Weinstein forced assistants to facilitate his alleged encounters and procure "penile injections" for his erectile dysfunction, The New York Times reports.
- Harvey Weinstein's years of alleged sexual harassment and assault were enabled by a "complicity machine" that included tabloid journalists and assistants, according to a New York Times report.
- Weinstein reportedly made his "low-level assistants" help facilitate his alleged encounters with women and procure "penile injections" for his erectile dysfunction.
- One of Weinstein's former assistants, who told the Times she was forced to provide him with erectile dysfunction drugs, also told Variety that she is planning to sue Weinstein for sexual harassment.

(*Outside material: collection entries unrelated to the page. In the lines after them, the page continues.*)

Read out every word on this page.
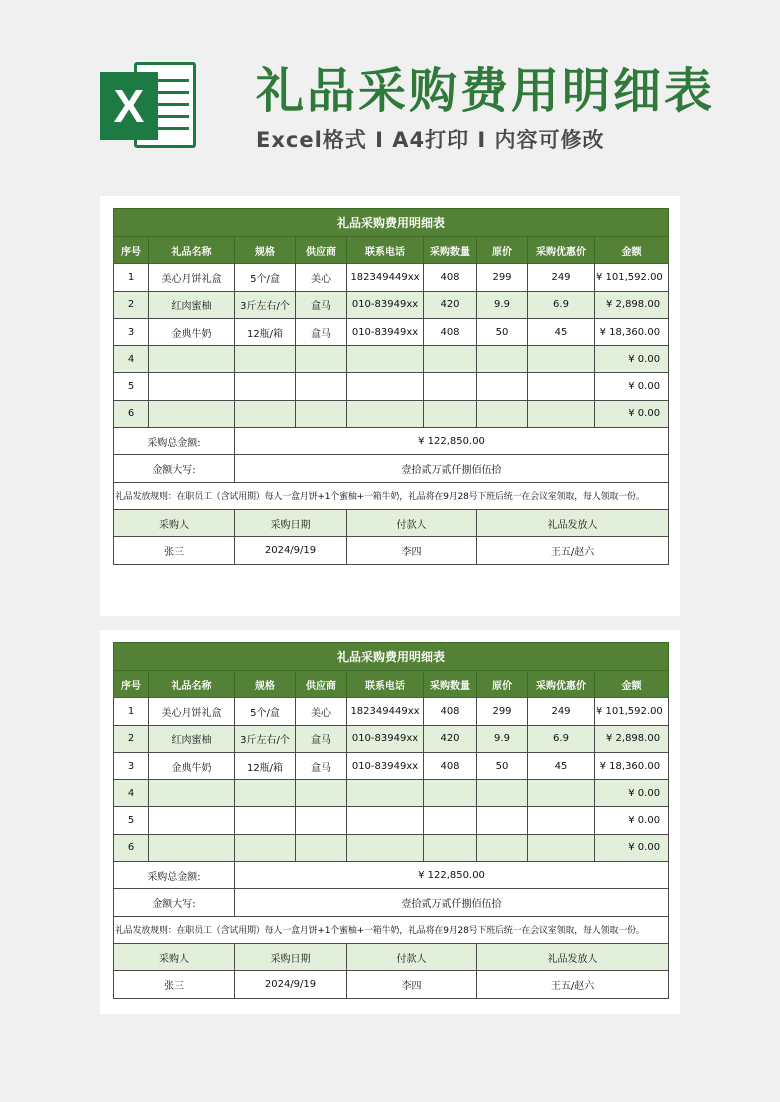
X 礼品采购费用明细表
Excel格式 I A4打印 I 内容可修改
礼品采购费用明细表								
序号	礼品名称	规格	供应商	联系电话	采购数量	原价	采购优惠价	金额
1	美心月饼礼盒	5个/盒	美心	182349449xx	408	299	249	¥ 101,592.00
2	红肉蜜柚	3斤左右/个	盒马	010-83949xx	420	9.9	6.9	¥ 2,898.00
3	金典牛奶	12瓶/箱	盒马	010-83949xx	408	50	45	¥ 18,360.00
4								¥ 0.00
5								¥ 0.00
6								¥ 0.00
采购总金额:		¥ 122,850.00						
金额大写:		壹拾贰万贰仟捌佰伍拾						
礼品发放规则：在职员工（含试用期）每人一盒月饼+1个蜜柚+一箱牛奶，礼品将在9月28号下班后统一在会议室领取，每人领取一份。								
采购人		采购日期		付款人		礼品发放人		
张三		2024/9/19		李四		王五/赵六		
礼品采购费用明细表								
序号	礼品名称	规格	供应商	联系电话	采购数量	原价	采购优惠价	金额
1	美心月饼礼盒	5个/盒	美心	182349449xx	408	299	249	¥ 101,592.00
2	红肉蜜柚	3斤左右/个	盒马	010-83949xx	420	9.9	6.9	¥ 2,898.00
3	金典牛奶	12瓶/箱	盒马	010-83949xx	408	50	45	¥ 18,360.00
4								¥ 0.00
5								¥ 0.00
6								¥ 0.00
采购总金额:		¥ 122,850.00						
金额大写:		壹拾贰万贰仟捌佰伍拾						
礼品发放规则：在职员工（含试用期）每人一盒月饼+1个蜜柚+一箱牛奶，礼品将在9月28号下班后统一在会议室领取，每人领取一份。								
采购人		采购日期		付款人		礼品发放人		
张三		2024/9/19		李四		王五/赵六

Harvey Weinstein had an extensive network of enablers who helped him cover up years of alleged sexual harassment and assault, according to a New York Times report published Tuesday.
Weinstein reportedly sought the help of agents and tabloid journalists in an effort to undermine his accusers. He also reportedly forced some of his "low-level assistants" to help facilitate his alleged encounters with women, and even made them procure "penile injections" for his erectile dysfunction.
Two of Weinstein's former assistants, Sandeep Rehal and Michelle Franklin, told the Times that they were forced to provide Weinstein with the injectable erectile dysfunction drugs Caverject and alprostadil, and that they helped arrange his repeated encounters with women.
Franklin told the Times that Weinstein fired her in 2012 after she told the movie mogul, "It's not my job, and I don’t want to do it," in response to arranging his encounter with a woman who later appeared "emotionally bruised."
Rehal told the Times that Weinstein paid for his erectile dysfunction drugs and other items for his encounters with his company credit card, and she said that Weinstein paid her a $500 bonus for supplying the drugs.
Rehal's attorney also told Variety on Wednesday that she plans to sue Weinstein for sexual harassment. Rehal worked for Weinstein for two years, before quitting in February 2015 due to an "intolerable work environment," her attorney told Variety.
In a statement responding to the Times story, Weinstein's attorneys, Blair Berk and Ben Brafman, said Weinstein did not bill personal expenses to the company.
"At no time during his tenure at either Miramax or TWC did Mr. Weinstein ever utilize company resources for personal expenditures, and in the few instances where there was any confusion, Mr. Weinstein immediately reimbursed the company out of his own pocket," the attorneys said in their full statement, as Variety reported.
Weinstein's lawyers declined to comment further when contacted by Business Insider.
Weinstein was fired from The Weinstein Company board on October 8, following bombshell reports from The New York Times and The New Yorker that detailed decades-spanning allegations of sexual harassment and assault against him.
The 8,000-word New York Times report published Tuesday details the full extent of Weinstein's history of efforts to cover up his alleged misconduct, and it's worth a read.